We can apply autolysis once all the ingredients have been mixed except for the salt, and it is advisable to leave the fats in enriched breads also for after resting -for example, butter-. The dough is left in the bowl, covered, in a cool and dry place without drafts or sources of heat nearby.
You also don’t need to be very technical or methodical to check the results of autolysis. If you are following a recipe and when you mix all the ingredients you see that the dough is very wet or sticky, let it rest before adding more flour. You will see how he will handle himself much better after that rest time.
Conclusions: the effects of autolysis
This theory is the basis on which each master baker works to adapt it to their working method. There are those who rest more or less long, others prefer to also add the preferments at the beginning and others only do autolysis with a part of the flour and water. It is a matter of perfecting the technique according to the ingredients and the recipes, but the positive results are clear.

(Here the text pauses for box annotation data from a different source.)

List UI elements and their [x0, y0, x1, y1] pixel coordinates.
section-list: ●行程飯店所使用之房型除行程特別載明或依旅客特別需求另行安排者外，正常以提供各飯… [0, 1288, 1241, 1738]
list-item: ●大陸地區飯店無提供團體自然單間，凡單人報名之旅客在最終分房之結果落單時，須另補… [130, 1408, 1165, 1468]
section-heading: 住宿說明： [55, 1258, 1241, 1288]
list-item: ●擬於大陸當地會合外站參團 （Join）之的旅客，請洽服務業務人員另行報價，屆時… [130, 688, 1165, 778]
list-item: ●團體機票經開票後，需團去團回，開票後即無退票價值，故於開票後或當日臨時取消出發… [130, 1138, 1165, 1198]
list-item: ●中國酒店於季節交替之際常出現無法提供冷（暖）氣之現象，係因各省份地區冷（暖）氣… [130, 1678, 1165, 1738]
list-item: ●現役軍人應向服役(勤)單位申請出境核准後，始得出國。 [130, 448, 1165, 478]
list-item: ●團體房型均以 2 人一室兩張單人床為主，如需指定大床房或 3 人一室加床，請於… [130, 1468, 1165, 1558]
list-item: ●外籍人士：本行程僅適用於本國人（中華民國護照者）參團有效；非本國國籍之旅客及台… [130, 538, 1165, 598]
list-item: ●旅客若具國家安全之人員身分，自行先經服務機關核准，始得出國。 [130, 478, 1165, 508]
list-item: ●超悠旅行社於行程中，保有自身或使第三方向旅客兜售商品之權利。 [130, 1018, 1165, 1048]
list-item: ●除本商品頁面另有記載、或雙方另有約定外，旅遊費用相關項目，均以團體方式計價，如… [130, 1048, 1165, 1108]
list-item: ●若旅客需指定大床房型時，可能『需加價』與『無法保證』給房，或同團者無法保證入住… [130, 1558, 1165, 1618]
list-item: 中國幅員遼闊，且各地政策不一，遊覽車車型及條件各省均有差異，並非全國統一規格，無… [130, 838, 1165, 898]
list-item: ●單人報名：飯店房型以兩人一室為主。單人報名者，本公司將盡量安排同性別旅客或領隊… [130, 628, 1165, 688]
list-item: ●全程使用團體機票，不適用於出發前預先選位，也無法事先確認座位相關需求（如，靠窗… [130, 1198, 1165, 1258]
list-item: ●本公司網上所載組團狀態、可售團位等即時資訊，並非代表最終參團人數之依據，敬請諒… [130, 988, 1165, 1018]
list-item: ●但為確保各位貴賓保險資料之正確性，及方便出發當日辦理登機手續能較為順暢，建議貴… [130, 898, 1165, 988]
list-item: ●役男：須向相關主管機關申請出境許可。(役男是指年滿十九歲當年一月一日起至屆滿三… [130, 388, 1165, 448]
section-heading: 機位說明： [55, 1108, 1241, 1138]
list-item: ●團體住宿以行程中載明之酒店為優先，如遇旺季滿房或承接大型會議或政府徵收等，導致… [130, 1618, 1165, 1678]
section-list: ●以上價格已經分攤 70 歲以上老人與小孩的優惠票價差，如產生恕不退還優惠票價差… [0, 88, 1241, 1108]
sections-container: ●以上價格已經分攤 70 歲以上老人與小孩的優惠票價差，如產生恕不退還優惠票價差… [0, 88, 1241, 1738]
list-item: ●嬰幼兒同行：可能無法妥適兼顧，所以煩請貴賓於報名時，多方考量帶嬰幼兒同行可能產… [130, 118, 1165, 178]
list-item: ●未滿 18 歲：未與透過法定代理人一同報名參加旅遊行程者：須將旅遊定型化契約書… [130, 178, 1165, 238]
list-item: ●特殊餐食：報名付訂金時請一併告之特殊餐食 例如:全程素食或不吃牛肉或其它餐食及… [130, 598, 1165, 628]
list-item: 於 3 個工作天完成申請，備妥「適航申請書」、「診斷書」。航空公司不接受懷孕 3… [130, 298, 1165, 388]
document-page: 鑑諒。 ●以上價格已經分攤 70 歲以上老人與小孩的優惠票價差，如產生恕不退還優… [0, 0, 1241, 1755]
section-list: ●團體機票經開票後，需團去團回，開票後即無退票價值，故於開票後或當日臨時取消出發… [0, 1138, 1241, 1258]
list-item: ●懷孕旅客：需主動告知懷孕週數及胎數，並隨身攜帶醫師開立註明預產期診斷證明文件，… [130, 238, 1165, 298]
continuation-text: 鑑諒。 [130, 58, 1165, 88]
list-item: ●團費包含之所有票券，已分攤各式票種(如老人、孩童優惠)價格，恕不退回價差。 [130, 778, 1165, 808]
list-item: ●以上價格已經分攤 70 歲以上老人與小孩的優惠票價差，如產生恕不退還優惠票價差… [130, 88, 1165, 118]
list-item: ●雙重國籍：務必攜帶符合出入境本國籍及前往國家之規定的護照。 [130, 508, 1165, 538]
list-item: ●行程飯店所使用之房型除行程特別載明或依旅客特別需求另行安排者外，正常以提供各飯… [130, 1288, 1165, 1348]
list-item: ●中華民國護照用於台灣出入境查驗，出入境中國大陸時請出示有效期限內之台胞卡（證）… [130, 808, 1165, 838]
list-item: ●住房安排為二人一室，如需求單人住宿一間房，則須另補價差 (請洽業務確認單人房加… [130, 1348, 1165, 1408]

- The flour is fully hydrated and a softer crumb, something very useful with whole wheat breads. The bran softens and the gluten develops better.
- The proteins in the flour hydrate much better, allowing time to fully develop gluten.
- Bread achieves a good structure, with greater strength, more capacity to retain gases and with better internal alveolation.
- They are achieved breads of better color, flavor and aroma, with a more elastic crumb and a more uniform rise.
- Gluten develops during rest and fermentation begins without us having to do anything. The dough “kneads itself”, reducing the actual kneading that we will have to do later.
- In addition to reducing kneading time, it will be a lot easier and more manageable.
- Will also be easier to form the bread before the last fermentation.
- During baking, the bread will have better volume, with a more uniform crumb and a well-structured crust, with hairs that open completely.
If you are starting out with homemade bread or want to delve a little more into more specific processes and techniques, encourage us to try the autolysis method. Simply letting the dough rest for 20-30 minutes after mixing everything, before starting to knead, you will notice the positive effects. Have you ever applied the technique of rest?